JWST Finds 8-Light-Year Protostellar Jet at Milky Way Fringe, Backing Core Accretion

September 10, 2025
in Astronomy

NASA’s James Webb Space Telescope (JWST) has imaged an exceptionally long protostellar jet stretching roughly 8 light-years across the Sharpless 2-284 (Sh2-284) star-forming region on the outer edge of the Milky Way. The observation provides new evidence that jet size scales with the mass of the forming star and strengthens the case for core accretion as a dominant pathway for building massive stars. The discovery, about 15,000 light-years away, is detailed in a study accepted by The Astrophysical Journal and highlighted in a NASA release.

What Webb Saw

Webb’s NIRCam infrared imaging reveals a highly collimated, twin-lobed outflow with intricate filaments, knots, and bow shocks, signatures of a jet plowing into surrounding gas and dust. The central protostar is estimated to be about 10 times the mass of the Sun and is still accreting material. The jet’s morphology encodes a long formation history, with the oldest structures extended farthest along the outflow axis and younger features trailing behind.

  • Jet length: ~8 light-years
  • Location: Sh2-284, ~15,000 light-years away
  • Driving source: ~10-solar-mass protostar (still growing)
  • Imaging instrument: JWST NIRCam
  • Environment: Low metallicity cluster on the Milky Way’s periphery

Why It Matters

Protostellar jets are powered by gravitational energy released as material accretes through a disk onto a young star. The scale and symmetry of the Sh2-284 outflow imply a relatively stable disk and magnetic launching geometry consistent with core accretion models of massive star formation. This stands in contrast to “competitive accretion” scenarios that predict more chaotic disk reorientation and corresponding jet twists. The clear, nearly antiparallel lobes in Webb’s image support mass growth through a persistent disk, with the jet acting as a regulated exhaust.
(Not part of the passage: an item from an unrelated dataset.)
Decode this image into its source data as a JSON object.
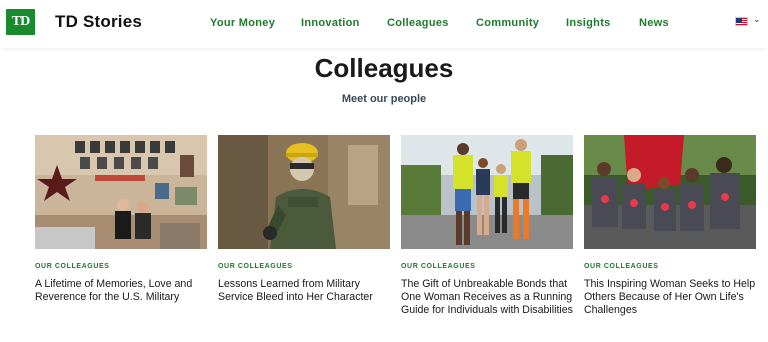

The result also indicates that jet properties scale with protostellar mass: more massive progenitors appear to drive larger, more energetic outflows. Establishing this relationship across mass regimes provides a unifying framework for jet physics from Sun-like stars to high-mass protostars.

A Frontier Laboratory for Low-Metallicity Star Formation

Sh2-284 lies nearly twice as far from the Galactic center as the Sun, in a region with fewer heavy elements. This low-metallicity environment serves as a local analog for earlier cosmic epochs, offering a window into how massive stars may have formed when the universe contained fewer metals. Within the host protocluster, hundreds of stars are still coalescing, making it a rich field for testing how metallicity influences disk stability, accretion rates, and jet feedback.
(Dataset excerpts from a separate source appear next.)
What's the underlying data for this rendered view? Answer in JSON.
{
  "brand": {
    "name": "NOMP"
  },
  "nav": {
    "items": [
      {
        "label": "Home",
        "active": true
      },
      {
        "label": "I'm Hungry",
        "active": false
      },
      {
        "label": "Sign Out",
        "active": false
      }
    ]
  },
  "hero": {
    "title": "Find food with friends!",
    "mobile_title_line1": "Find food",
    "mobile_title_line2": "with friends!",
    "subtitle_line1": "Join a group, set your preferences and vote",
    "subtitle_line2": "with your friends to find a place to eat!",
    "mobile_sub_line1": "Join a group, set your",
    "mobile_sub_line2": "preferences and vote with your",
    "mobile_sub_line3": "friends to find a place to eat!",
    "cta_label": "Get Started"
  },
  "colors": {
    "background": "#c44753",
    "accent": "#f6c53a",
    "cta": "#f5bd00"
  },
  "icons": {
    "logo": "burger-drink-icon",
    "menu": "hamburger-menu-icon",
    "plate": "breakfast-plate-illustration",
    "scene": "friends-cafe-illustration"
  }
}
Multi-Observatory Context and Next Steps

Complementary data from the Atacama Large Millimeter/submillimeter Array (ALMA) identify an additional dense core in the region that may represent an earlier formation phase, suggesting that massive star growth is ongoing across the cluster. Future Webb spectroscopy and time-domain imaging could map jet velocities, excitation conditions, and magnetic field coupling, while longer-wavelength interferometry can probe disk structure, mass infall, and fragmentation.

Together, these observations build an increasingly coherent picture: in low-metallicity environments at the Milky Way’s outskirts, massive stars can assemble via stable, long-lived disks that launch powerful, well-aligned jets. Webb’s sensitivity and resolution in the infrared continue to reveal the mechanics of star birth across mass scales and galactic environments.